By Fype, 3 years ago,

It's one of the most beautiful dp I ever used. I'm going to explain it with an example.

Problem: 1265E

Solution: suppose $e_i$ equals the expected number of days that we stop.
$e_i = p_i * e_{i + 1} + (1 - p_i) * e_1 + 1$
$e_n = (1 - p_i) * e_1 + 1$

So how to update $e$?! :D
We will change how we show numbers. You know how we show complex numbers (if you don't learn it here), we are going to use the same idea.
Each number consists a part that is $e_1$ and another part that is a Real number(in this problem you can change it to integer when using modulo).
We show each number with $x$ and $y$ such that the number is equal to $x * e_1 + y$. So we use this idea and start updating $e$ backward.
Then we will get $e_1 = x * e_1 + y$ and now we can get $e_1$ as an intiger.
$e_1 = y / (1 - x)$

Any other problem that uses the same idea, please mention. :D

• +100

 » 7 weeks ago, # | ← Rev. 4 →   +12 Last day, a similar problem was questioned in the contest Codeforces Round #848 (Div. 2) (problem D).Here is my solution for the problem mentioned in the blog:Let $F_i$ denotes the expected number of times until we are able to go to the next mirror when we are at the mirror $i$. For the sake of simplicity, call $P_i$ the probability of being beautiful at the mirror $i$. Now the mirror either tells us we are beautiful with probability $P_i$ and allows us to switch to the other mirror, or we start again with the first mirror with probability $(1 - P_i)$. With these observations, we can write the general formula$F_i = 1*P_i + (1 - P_i) * (1 + F_1 + F_2 + F_3 + ... + F_i)$ If we rearrange the formula and use a variable named $sum_i$ that keeps the prefix sum of F, we get $F_i = (1 + (1-P_i) * sum_{i-1}) / P_i$We can compute all F_i one by one now.By definition, $F_i$ gives us the expected number of times to switch $(i+1)$ th mirror from $i$ th mirror.

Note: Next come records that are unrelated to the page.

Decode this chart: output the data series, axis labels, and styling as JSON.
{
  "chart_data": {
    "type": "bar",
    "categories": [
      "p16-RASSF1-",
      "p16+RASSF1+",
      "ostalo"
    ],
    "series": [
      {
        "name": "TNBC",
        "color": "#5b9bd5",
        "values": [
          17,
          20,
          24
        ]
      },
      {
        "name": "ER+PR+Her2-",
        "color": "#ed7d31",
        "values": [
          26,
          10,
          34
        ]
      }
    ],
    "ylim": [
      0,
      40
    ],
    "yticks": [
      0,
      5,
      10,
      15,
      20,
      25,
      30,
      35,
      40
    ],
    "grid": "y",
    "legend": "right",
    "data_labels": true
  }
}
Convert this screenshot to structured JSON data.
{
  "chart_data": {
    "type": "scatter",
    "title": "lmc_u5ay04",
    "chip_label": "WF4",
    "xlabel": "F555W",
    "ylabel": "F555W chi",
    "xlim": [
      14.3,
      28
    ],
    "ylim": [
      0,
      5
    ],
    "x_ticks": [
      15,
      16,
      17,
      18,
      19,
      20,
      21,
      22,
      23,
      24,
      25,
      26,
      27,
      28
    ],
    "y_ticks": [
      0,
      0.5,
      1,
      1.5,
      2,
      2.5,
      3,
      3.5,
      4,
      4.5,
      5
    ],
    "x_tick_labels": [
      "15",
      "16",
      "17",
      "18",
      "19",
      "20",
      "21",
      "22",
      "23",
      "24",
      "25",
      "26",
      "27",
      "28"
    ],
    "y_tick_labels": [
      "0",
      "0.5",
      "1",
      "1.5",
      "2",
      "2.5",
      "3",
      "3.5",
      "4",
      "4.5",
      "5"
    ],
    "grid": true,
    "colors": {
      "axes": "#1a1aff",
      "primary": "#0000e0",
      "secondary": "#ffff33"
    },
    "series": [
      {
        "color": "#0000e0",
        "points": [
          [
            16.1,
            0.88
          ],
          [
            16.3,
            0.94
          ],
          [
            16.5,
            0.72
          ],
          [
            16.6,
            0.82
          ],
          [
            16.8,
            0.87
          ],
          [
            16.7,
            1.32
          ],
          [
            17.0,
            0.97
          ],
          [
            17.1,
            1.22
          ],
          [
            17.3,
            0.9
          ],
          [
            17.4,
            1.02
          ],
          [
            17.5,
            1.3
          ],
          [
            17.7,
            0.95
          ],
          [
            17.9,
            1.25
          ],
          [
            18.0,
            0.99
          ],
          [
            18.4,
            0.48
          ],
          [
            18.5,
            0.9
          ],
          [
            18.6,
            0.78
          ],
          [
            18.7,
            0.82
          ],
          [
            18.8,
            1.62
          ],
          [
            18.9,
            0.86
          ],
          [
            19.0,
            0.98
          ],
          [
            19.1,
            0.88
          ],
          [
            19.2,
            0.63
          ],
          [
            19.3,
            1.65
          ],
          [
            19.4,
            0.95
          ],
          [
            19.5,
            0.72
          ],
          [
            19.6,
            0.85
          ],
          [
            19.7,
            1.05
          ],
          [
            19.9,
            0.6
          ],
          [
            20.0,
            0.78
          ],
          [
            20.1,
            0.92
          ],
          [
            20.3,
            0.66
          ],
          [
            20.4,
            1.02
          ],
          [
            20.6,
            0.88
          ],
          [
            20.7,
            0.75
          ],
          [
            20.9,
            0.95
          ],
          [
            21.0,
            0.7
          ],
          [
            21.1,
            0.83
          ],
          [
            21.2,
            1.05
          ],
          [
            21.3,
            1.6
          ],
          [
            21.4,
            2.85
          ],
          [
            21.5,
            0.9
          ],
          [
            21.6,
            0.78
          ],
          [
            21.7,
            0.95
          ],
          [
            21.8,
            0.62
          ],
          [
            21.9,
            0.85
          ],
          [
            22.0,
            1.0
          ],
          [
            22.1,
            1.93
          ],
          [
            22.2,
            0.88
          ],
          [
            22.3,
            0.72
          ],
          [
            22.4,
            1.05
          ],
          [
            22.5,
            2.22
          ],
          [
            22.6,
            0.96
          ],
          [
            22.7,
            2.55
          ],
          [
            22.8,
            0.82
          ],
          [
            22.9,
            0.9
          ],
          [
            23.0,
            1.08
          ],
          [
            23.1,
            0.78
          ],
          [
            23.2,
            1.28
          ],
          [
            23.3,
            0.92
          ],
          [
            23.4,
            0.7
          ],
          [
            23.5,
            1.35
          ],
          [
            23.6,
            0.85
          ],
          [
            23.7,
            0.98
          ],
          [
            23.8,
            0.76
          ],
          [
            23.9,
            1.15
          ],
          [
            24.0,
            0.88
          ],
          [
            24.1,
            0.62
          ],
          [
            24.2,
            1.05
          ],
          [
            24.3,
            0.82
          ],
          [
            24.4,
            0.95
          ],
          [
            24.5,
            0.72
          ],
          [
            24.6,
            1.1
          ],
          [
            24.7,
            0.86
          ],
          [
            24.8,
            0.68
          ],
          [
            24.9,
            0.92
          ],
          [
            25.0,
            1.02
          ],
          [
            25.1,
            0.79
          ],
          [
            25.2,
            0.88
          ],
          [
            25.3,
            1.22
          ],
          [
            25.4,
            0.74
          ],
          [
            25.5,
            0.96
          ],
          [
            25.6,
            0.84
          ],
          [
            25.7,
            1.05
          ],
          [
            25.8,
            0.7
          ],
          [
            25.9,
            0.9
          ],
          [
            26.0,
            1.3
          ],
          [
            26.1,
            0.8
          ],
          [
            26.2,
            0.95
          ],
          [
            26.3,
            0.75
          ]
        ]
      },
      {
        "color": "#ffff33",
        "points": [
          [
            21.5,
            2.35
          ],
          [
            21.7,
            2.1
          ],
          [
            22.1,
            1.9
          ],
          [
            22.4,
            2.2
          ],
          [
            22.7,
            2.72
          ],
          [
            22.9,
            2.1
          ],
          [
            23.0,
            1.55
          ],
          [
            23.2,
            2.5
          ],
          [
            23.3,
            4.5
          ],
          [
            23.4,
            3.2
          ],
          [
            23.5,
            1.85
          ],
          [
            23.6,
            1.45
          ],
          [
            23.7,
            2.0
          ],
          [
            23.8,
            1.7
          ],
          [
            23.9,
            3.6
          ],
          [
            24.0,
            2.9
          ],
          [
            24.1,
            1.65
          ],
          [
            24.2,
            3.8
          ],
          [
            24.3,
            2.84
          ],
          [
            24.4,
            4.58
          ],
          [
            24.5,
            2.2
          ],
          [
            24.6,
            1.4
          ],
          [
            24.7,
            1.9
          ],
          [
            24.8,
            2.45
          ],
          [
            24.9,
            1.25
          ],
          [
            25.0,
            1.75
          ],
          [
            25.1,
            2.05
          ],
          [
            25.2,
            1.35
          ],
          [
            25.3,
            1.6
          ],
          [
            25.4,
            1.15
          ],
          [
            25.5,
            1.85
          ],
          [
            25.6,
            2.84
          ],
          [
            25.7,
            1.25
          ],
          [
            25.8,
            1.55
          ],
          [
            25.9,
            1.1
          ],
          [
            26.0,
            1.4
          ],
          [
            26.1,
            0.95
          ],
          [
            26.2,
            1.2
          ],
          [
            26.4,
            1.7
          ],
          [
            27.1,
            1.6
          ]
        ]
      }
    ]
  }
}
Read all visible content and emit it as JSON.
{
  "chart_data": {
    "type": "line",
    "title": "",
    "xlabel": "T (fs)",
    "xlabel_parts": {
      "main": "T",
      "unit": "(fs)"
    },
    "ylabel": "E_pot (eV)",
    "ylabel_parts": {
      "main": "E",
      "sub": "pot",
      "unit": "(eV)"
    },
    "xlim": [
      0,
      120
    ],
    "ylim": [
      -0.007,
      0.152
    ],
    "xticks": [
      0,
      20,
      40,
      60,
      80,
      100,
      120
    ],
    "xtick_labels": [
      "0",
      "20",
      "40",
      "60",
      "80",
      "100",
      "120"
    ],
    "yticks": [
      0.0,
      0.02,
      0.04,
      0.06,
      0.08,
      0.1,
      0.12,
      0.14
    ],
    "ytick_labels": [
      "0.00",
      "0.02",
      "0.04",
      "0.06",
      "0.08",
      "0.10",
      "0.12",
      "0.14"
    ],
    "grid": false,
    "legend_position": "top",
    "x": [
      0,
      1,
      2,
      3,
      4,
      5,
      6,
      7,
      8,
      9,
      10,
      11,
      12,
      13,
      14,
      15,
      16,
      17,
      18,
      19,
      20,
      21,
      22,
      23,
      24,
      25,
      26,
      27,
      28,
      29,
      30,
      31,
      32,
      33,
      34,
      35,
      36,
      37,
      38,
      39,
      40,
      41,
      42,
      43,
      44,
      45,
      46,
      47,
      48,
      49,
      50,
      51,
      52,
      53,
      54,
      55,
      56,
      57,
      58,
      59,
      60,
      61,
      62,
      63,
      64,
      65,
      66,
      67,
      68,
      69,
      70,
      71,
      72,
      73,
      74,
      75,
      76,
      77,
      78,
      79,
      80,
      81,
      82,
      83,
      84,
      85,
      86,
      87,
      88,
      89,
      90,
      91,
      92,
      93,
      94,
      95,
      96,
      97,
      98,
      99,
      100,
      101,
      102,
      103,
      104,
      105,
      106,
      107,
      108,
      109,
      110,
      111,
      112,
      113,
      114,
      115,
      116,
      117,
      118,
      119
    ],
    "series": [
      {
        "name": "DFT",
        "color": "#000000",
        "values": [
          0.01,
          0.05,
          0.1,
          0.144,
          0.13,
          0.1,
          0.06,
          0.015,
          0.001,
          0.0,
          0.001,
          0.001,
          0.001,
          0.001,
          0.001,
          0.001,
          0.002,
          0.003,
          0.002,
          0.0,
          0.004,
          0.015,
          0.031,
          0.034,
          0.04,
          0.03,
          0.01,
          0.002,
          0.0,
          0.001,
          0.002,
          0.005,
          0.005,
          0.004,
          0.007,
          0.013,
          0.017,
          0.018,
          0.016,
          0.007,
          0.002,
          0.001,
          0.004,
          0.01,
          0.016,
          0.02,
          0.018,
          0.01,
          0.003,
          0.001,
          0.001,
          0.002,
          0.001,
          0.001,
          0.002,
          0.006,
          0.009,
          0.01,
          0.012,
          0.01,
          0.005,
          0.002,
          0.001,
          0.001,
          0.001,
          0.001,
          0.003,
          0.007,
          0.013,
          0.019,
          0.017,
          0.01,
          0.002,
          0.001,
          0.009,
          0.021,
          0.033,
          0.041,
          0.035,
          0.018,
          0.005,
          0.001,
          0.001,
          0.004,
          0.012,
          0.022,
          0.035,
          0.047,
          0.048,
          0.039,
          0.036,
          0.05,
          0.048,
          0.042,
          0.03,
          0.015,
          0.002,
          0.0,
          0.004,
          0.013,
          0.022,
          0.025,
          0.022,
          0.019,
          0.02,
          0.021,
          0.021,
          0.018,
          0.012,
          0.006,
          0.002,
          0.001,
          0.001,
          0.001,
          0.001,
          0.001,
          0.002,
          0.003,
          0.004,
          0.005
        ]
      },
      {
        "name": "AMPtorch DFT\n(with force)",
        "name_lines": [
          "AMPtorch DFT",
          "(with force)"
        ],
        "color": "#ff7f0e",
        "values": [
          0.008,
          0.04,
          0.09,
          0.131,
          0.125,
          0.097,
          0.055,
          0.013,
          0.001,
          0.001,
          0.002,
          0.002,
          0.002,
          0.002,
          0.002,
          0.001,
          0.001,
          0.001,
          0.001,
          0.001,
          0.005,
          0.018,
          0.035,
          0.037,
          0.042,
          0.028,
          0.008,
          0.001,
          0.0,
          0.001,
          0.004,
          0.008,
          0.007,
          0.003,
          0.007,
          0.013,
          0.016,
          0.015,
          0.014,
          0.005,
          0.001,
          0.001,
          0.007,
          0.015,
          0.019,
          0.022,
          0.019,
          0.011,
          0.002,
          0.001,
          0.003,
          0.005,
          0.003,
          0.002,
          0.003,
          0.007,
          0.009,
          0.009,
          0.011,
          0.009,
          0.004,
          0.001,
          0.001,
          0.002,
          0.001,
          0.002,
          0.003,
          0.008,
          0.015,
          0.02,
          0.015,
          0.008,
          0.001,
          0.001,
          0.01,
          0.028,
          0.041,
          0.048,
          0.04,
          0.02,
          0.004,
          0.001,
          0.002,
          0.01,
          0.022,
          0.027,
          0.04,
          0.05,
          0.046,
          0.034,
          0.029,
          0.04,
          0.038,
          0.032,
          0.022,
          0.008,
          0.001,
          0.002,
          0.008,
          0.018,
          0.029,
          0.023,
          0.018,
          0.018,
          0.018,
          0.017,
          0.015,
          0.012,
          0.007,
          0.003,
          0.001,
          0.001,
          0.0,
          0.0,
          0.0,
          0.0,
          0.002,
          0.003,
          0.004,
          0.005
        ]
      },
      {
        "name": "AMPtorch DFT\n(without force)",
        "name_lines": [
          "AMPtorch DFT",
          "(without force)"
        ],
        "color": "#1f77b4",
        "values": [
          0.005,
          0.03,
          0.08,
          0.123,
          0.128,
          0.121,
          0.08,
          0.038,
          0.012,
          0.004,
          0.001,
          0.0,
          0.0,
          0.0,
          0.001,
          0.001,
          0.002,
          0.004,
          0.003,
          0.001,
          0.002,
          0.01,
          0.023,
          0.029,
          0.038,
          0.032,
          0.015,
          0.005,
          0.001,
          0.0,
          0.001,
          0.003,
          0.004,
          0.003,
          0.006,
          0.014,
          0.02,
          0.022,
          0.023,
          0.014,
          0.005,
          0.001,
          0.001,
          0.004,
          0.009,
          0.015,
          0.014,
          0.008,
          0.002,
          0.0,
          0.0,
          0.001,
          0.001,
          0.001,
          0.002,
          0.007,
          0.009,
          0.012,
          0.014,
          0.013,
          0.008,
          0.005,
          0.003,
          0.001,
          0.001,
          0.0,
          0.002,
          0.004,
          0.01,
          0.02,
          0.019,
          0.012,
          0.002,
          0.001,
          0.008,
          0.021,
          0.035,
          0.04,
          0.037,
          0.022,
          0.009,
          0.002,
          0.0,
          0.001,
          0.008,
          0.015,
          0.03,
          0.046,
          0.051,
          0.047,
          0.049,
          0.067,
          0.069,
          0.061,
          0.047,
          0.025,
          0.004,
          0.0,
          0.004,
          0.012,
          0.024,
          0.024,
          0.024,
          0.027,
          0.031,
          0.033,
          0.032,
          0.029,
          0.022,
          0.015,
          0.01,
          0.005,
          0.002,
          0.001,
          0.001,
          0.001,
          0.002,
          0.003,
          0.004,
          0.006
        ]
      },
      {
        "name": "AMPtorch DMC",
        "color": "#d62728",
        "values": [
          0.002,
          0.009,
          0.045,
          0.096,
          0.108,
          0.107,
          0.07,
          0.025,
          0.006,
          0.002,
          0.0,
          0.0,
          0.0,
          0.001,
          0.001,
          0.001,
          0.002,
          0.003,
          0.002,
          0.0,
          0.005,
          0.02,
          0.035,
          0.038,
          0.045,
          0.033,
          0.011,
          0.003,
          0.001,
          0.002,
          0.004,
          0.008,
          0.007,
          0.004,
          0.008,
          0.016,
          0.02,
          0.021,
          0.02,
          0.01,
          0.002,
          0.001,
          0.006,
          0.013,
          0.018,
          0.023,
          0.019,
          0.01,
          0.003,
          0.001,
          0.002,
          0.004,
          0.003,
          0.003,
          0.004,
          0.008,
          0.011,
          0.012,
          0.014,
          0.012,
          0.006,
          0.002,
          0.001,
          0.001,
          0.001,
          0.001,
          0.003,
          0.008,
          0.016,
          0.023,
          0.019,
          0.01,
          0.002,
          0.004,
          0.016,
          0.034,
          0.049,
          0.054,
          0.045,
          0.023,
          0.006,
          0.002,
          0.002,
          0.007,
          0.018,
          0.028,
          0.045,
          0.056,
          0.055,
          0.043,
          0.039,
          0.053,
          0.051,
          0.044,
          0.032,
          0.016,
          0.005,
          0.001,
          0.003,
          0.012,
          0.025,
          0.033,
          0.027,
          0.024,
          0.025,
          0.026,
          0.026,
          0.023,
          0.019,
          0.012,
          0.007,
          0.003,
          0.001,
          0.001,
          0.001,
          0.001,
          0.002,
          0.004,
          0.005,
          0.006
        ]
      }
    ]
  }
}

To get the answer, we must jump from the first mirror to the second, from the second mirror to the third, and so on. So in conclusion, we can express the equation $answer = F_1 + F_2 + F_3 + ... + F_n$ The code I wrote//mint struct is used for modular operations signed main() { int n; cin >> n; vector p(n+1); for(int i = 1; i <= n; i++) { cin >> p[i]; p[i] = p[i] / 100; } vector F(n+1); F[1] = 1 / p[1]; mint sum = F[1]; for(int i = 2; i <= n; i++) { F[i] = (1 + (1 - p[i]) * sum) / p[i]; sum += F[i]; } cout << sum; }